HU Credits:
3
Degree/Cycle:
1st degree (Bachelor)
Responsible Department:
Computer Sciences
Semester:
1st Semester
Teaching Languages:
Hebrew
Campus:
E. Safra
Course/Module Coordinator:
Omri Abend
Coordinator Office Hours:
Teaching Staff:
Prof Omri Abend
Course/Module description:
Natural Langue Processing (NLP) addresses the automatic analysis of text and speech, and interfaces with various fields such as formal languages, machine learning, linguistics and cognitive psychology. It also has a variety of applications, e.g., in machine translation, information retrieval, and human-computer interaction. The course will present the main challenges the field is facing and (mostly statistical) techniques for addressing them.
Course/Module aims:
Acquaintance with the main problems of the field, its existing capabilities and hands-on experience in implementing them.

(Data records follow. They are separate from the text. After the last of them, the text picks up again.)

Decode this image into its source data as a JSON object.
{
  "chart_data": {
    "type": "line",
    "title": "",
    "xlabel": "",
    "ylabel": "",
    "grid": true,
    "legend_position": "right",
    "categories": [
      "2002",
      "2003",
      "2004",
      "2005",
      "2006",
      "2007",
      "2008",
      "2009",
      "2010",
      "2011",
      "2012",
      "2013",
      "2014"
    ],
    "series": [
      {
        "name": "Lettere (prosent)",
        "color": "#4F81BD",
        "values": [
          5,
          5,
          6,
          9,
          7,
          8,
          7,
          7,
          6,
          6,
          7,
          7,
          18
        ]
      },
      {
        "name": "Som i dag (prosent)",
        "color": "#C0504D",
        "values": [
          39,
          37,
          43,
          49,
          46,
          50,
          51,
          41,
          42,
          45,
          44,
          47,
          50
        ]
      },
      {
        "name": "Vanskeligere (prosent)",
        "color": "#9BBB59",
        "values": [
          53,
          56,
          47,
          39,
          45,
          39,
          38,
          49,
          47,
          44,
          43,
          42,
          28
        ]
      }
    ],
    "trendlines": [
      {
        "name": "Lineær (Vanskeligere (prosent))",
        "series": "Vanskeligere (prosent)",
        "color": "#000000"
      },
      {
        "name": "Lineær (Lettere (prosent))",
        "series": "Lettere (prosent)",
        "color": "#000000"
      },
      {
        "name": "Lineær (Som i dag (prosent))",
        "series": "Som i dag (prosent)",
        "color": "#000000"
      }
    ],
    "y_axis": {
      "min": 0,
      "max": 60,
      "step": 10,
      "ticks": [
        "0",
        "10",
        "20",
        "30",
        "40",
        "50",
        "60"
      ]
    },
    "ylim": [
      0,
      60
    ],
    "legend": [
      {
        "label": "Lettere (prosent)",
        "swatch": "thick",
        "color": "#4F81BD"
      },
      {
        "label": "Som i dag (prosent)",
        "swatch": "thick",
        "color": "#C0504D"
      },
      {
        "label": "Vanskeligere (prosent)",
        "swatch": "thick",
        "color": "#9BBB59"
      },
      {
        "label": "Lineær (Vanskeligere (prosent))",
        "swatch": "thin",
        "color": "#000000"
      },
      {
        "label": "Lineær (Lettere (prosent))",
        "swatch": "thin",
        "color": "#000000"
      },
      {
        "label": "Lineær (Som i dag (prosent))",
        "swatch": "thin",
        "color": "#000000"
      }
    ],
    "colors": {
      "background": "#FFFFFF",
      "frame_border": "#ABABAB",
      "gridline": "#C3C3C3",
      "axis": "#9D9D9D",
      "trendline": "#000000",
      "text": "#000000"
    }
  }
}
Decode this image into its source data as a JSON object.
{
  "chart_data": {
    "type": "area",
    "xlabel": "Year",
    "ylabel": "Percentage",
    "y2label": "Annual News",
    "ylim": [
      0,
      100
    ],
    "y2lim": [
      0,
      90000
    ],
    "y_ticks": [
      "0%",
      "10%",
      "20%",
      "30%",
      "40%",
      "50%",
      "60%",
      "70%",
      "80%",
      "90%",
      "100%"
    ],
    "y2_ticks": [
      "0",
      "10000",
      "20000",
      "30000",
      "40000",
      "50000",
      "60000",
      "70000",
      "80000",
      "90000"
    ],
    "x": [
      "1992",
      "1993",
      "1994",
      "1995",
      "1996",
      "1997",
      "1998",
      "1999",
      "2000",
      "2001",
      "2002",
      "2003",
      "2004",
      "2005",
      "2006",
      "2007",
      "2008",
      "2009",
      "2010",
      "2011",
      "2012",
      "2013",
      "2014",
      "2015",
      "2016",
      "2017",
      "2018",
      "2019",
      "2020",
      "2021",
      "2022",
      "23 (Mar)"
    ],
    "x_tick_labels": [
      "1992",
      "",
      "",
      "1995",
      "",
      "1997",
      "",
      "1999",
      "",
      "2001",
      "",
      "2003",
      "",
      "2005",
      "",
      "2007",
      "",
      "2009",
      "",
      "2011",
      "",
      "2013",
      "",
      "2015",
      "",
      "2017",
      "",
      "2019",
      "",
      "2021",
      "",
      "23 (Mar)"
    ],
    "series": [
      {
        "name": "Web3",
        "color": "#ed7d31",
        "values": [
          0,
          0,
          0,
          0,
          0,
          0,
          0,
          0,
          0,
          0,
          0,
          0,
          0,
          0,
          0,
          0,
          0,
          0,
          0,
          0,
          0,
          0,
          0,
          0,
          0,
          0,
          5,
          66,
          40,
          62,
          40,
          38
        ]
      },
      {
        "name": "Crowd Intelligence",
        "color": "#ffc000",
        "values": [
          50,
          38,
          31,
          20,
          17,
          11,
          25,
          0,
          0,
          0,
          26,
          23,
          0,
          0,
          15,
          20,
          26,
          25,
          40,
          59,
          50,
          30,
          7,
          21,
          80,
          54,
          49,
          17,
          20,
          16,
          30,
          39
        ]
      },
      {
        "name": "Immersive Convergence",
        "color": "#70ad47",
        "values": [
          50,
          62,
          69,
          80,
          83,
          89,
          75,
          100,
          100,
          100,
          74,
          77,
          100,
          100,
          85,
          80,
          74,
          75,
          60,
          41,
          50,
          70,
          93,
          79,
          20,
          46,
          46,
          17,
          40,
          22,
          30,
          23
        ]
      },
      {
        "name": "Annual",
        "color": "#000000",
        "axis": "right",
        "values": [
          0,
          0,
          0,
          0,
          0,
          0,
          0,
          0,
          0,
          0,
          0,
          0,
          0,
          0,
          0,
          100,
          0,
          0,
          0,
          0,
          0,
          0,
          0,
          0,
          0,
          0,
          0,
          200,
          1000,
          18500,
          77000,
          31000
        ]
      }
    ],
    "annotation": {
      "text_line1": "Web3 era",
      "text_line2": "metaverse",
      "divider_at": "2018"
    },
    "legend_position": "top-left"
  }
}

Learning outcomes - On successful completion of this module, students should be able to:
Implement basic techniques in Natural Language Processing, and get a basic understanding of the current literature in the field.
Attendance requirements(%):
0
Teaching arrangement and method of instruction:
Oral presentations, accompanied by theoretical and programming exercises.
Course/Module Content:
1. Language models, smoothing and neural language models
2. Bag of words models
3. Log-linear models and feed-forward neural networks
4. Linear chain methods,
tagging, named entity recognition
5. Recurrent neural networks
6. Vector space models of semantics
7. Sentiment analysis
8. Syntactic parsing
9. Information extraction
10. Transformers and transfer learning
11. Machine translation
Required Reading:
--
Additional Reading Material:
https://web.stanford.edu/~jurafsky/slp3/
Grading Scheme :
Written / Oral / Practical Exam 70 %
Submission assignments during the semester: Exercises / Essays / Audits / Reports / Forum / Simulation / others 30 %
Additional information:
There will be four exercises (all mandatory). Some of them theoretical and some will involve programming.
(in standard years, there are five exercises)
This year the classes on transition-based parsing and introduction to grammar have been removed to accommodate for the shorter semester.